Вовлечь строевых офицеров разговорами об «утаенном завещании» было невозможно. Для действенной агитации требовалась другая основа. В первые дни после 27 ноября ее не было.

Мотив «утаенного завещания» снова возник в агитации декабристов уже 14 декабря, в совершенно новых обстоятельствах.

Пока что оставалось — ждать.

Увлечь полки конституционными и антикрепостническими лозунгами в тот период никто бы не смог. Эти стратегические лозунги способны были зажечь молодых офицеров. Но в смутные дни конца ноября — начала декабря 1825 года офицеров надо было ориентировать не на долгосрочную деятельность по воспитанию солдат в революционном духе, а на скорое — возможно, через несколько суток — выступление. Для этого им нужно было предложить безошибочные тактические лозунги.

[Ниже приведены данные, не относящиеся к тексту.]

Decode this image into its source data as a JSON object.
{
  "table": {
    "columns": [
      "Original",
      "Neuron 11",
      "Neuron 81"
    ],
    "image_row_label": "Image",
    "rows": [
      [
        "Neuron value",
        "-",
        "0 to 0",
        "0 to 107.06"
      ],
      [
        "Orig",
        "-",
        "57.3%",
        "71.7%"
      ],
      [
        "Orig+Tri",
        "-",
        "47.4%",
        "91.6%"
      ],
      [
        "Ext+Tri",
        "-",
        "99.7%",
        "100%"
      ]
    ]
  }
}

В самом начале декабря Батенков заехал к Рылееву. «Не помню уж, кого тут нашел, ибо все мое внимание обратилось на морского офицера, который говорил с большой самонадеянностью явные несообразности. (Это был лейтенант Арбузов. — Я. Г.) Например, что ежели взять большую книгу с золотой печатью и написать на ней крупно «закон» и ежели пронести сию книгу по полкам, то все сделать можно, чего бы ни захотели, и тому подобное. После начали говорить о том, где должен быть подлинный акт отречения цесаревича, и полагали оный либо в Совете, либо отправленный к его высочеству. «Надобно достать его, непременно достать», — кричал сей офицер; а как другой кто-то принял в том участие и, казалось, тотчас готовы были без дальних рассуждений бежать, сами не зная куда, то сие действительно меня удивило».